O que é Contribuição Normal? Fácil! Basta ler o parágrafo único do artigo 19 da Lei Complementar nº 109/2001: “As contribuições referidas no caput classificam-se em: I - normais, aquelas destinadas ao custeio dos benefícios previstos no respectivo plano (...)”. Infelizmente, as coisas não são tão simples assim.
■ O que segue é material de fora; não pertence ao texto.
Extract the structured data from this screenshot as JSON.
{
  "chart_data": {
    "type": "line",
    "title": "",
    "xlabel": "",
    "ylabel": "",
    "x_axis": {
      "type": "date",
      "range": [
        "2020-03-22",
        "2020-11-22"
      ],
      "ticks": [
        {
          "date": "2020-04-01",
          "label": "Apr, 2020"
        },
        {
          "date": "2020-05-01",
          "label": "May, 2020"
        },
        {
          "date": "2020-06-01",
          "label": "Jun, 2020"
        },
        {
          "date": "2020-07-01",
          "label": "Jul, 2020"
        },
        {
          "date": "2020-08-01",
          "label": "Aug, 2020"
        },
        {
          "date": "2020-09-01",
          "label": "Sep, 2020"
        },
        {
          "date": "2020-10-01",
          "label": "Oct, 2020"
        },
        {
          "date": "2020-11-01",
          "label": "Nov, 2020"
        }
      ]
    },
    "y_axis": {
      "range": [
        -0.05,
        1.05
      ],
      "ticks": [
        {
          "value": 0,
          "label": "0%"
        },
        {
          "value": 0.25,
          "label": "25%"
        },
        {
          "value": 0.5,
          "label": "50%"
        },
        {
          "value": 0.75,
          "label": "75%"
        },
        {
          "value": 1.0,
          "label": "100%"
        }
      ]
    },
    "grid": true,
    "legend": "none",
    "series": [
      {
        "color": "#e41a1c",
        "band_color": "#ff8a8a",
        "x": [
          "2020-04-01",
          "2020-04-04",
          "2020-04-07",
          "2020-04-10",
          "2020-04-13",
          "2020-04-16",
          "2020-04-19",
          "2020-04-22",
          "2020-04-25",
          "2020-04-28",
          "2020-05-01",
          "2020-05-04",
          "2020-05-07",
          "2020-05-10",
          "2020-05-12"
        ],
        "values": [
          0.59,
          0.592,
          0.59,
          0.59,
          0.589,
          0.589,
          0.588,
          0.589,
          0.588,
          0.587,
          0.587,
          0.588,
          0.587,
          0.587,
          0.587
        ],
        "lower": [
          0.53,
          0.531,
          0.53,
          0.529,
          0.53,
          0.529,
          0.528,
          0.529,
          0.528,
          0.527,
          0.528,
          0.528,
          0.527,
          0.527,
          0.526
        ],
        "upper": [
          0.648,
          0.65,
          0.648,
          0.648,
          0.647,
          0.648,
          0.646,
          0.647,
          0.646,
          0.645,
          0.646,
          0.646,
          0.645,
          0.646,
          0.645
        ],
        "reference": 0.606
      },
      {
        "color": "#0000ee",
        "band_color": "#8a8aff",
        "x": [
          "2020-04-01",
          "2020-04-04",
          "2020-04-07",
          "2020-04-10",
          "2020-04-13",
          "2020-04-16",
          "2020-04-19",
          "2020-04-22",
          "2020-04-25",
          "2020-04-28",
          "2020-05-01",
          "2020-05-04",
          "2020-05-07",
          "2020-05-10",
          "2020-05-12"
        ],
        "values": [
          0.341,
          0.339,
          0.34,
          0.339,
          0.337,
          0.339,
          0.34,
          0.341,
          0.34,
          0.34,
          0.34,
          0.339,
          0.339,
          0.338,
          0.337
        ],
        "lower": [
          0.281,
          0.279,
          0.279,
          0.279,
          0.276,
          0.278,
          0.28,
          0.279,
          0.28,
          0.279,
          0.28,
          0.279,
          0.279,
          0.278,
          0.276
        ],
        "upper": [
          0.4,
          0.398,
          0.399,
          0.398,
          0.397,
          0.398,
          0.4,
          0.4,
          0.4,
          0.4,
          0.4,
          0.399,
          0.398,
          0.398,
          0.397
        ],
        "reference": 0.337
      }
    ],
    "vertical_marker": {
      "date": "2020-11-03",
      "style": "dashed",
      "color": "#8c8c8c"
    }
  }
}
Parece-nos que o legislador, ao conceituar tal expressão, não tinha a dimensão da importância e das implicações que essa singela definição traria ao mercado de fundos de pensão, pois, do contrário, teria tido maior zelo na determinação do significado de Contribuição Normal. O primeiro motivo que faz com que tal definição seja tão importante é anterior à Lei Complementar nº 109. Trata-se da alteração constitucional trazida pela Emenda nº 20/1998, que modificou o artigo 202 da CF/88, estabelecendo, no seu §3º, que: 

“Art. 202 (...) §3º - É vedado o aporte de recursos a entidade de previdência privada pela União, Estados, Distrito Federal e Municípios, suas autarquias, fundações, empresas públicas, sociedades de economia mista e outras entidades públicas, salvo na qualidade de patrocinador, situação na qual, em hipótese alguma, sua contribuição normal poderá exceder a do segurado.”

 

Posteriormente, em 2008, a Resolução CGPC 26 também se utilizou dessa expressão para definir os direitos e obrigações de participantes e assistidos, de um lado, e de patrocinadores, do outro, em processos de distribuição de superávit e de equacionamento de déficit. Os artigos 15 e 29 (este último alterado pela recém-publicada Resolução CGPC 14/2014), determinam que: 

“Art. 15. Para a destinação da reserva especial, deverão ser identificados quais os montantes atribuíveis aos participantes e assistidos, de um lado, e ao patrocinador, de outro, observada a proporção contributiva do período em que se deu a sua constituição, a partir das contribuições normais vertidas nesse período.”

 

“Art. 29. O resultado deficitário apurado no plano de benefícios deverá ser equacionado por participantes, assistidos e patrocinadores, observada a proporção contributiva em relação às contribuições normais vigentes no período em que for apurado o resultado, estabelecendo-se os montantes de cobertura atribuíveis aos patrocinadores, de um lado, e aos participantes e assistidos, de outro, sem prejuízo de ação regressiva contra dirigentes ou terceiros que tenham dado causa a dano ou prejuízo ao plano de benefícios administrado pela EFPC.”

 

Vejam, portanto, que o que era para ser uma mera conceituação de uma simples expressão passou a ser decisivo para participantes, assistidos e patrocinadores, já que, a depender da interpretação que se dê ao artigo 19 da Lei Complementar nº 109, poderá haver mais ou menos contribuições patronais para um plano de benefícios, assim como participantes e assistidos poderão ter seus diretos e obrigações majorados ou minorados em processos de distribuição de superávit e equacionamento de déficit. Por isso, vamos em busca da resposta a essa pergunta ainda sem uma solução clara: o que significa Contribuição Normal?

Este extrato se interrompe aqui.